Klatschen auf dem Balkon, Lobeshymnen in den Medien, aber am Ende des Tages wird das Pflegepersonal doch im Stich gelassen. Der Bericht von der Front – ein Gastbeitrag von Madleina Manetsch.
Eine Zeit lang wurden wir Helden genannt. Es hiess, jetzt müsse sofort gehandelt werden. Denn die ganze Welt stand Kopf. Und wir dachten: Vielleicht hören sie uns jetzt endlich. Ich sage bewusst «wir», weil ich mittendrin stecke – und dieses Geschehen seit 30 Jahren hautnah erlebe.
Unser Gesundheitswesen war schon lange vor Corona am Zusammenbrechen. Die letzten Jahre haben nur das längst Offensichtliche ans Licht gebracht.
Am 28. November 2021 sagte die Bevölkerung Ja zur Pflegeinitiative – mit 61 Prozent Zustimmung. Jetzt wird sie umgesetzt, in zwei Etappen. Aber das dauert.
In der Zwischenzeit verschärft sich die Krise: Pflegeheime schliessen, Spitäler reduzieren Abteilungen, betagte Menschen warten monatelang auf einen Platz – und das Personal fehlt überall.
Lernende, die teilweise schon nach kurzer Zeit überfordert sind. Kolleginnen und Kollegen, die ausfallen und nicht ersetzt werden. Burnout, Schmerzen, Tränen – das ist oft der Alltag.
Und unter diesem Druck passieren Fehler. In Akutspitälern ebenso wie in geriatrischen Institutionen. Wichtige Aufgaben werden vergessen – für die einen belastend, für die anderen gefährlich. Angehörige reklamieren, es entsteht eine angespannte Atmosphäre. Denn nicht jede und jeder kann gleich gut mit Kritik umgehen.

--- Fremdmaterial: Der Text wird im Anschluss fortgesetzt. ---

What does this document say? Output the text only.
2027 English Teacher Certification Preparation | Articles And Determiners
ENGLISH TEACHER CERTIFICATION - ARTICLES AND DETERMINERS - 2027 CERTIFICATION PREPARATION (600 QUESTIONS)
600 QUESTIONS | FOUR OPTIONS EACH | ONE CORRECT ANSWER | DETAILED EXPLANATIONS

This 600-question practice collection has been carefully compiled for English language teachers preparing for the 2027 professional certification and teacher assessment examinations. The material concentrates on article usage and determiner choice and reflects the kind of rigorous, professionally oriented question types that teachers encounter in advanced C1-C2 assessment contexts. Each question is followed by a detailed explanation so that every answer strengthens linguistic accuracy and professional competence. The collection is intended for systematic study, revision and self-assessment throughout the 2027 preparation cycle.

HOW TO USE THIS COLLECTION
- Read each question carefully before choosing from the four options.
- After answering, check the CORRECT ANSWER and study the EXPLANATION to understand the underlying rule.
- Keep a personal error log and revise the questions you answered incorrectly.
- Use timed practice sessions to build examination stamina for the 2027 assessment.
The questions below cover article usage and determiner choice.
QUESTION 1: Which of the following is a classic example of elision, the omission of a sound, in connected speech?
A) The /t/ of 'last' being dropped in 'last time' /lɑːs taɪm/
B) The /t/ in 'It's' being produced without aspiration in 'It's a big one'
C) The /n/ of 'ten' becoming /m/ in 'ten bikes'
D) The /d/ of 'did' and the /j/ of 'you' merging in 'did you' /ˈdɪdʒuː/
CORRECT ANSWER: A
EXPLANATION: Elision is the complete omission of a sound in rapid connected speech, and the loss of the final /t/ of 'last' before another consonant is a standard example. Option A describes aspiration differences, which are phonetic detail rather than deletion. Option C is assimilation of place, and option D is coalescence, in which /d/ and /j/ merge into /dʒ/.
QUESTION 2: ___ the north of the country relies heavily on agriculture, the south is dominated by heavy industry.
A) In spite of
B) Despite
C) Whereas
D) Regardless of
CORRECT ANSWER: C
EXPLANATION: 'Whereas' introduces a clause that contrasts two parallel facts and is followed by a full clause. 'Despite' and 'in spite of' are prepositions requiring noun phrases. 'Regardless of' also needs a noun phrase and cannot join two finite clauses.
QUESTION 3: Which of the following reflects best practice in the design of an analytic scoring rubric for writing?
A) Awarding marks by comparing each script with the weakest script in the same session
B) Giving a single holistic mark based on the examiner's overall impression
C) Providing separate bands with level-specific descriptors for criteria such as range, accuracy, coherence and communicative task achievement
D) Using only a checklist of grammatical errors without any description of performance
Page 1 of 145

Für alle Beteiligten ist es schwer: Patientinnen und Patienten, die warten und leiden. Angehörige, die sich hilflos fühlen. Mitarbeitende am Limit. Ein Beruf, der eigentlich Sinn stiftet, wird immer unattraktiver: rund um die Uhr, sieben Tage die Woche, unregelmässige Arbeitszeiten, hohe Belastung – und eine ungenügende Bezahlung.
Trotzdem fliesst das Geld – aber oft nicht dort, wo es wirklich gebraucht wird. Dasselbe Bild im Sozialbereich: Kinderkrippen, Horte, Schulen – Notstand pur.
Und doch ist es berührend zu sehen, wie viele Fachpersonen ihre Arbeit trotz allem als echte Berufung leben. Mit ganzem Herzen, mit Geduld, mit Empathie – Tag für Tag, auch wenn die Kräfte längst erschöpft scheinen. Diese Haltung schenkt Hoffnung und zeigt: Menschlichkeit bleibt das Fundament dieses Berufes.
Es wird darüber diskutiert, Roboter im Pflegeeinsatz einzusetzen. Erste Versuche gab es schon. Ob sie in der Pflege tatsächlich eingesetzt werden, weiss ich nicht. Ich hoffe es nicht. Für mich unvorstellbar und ehrlich gesagt stimmt mich das traurig.
Die Spitex ist für viele Menschen der einzige soziale Kontakt. Wenn dieser teils durch Maschinen ersetzt würde, verliert der Mensch einen wichtigen Teil seiner Menschlichkeit. Kaum vorstellbar, wie es sich anfühlen muss, wenn Wärme, Nähe und Aufmerksamkeit durch kaltes Metall ersetzt werden.
Und sind Pflegefachkräfte Helden? Nein – es sind Menschen aus Fleisch und Blut, die Tag für Tag am Limit arbeiten.
Was muss noch passieren, bis endlich wirklich gehandelt wird? Das System verändern? Wünschenswert! Im Moment regiert immer noch das Wegschauen.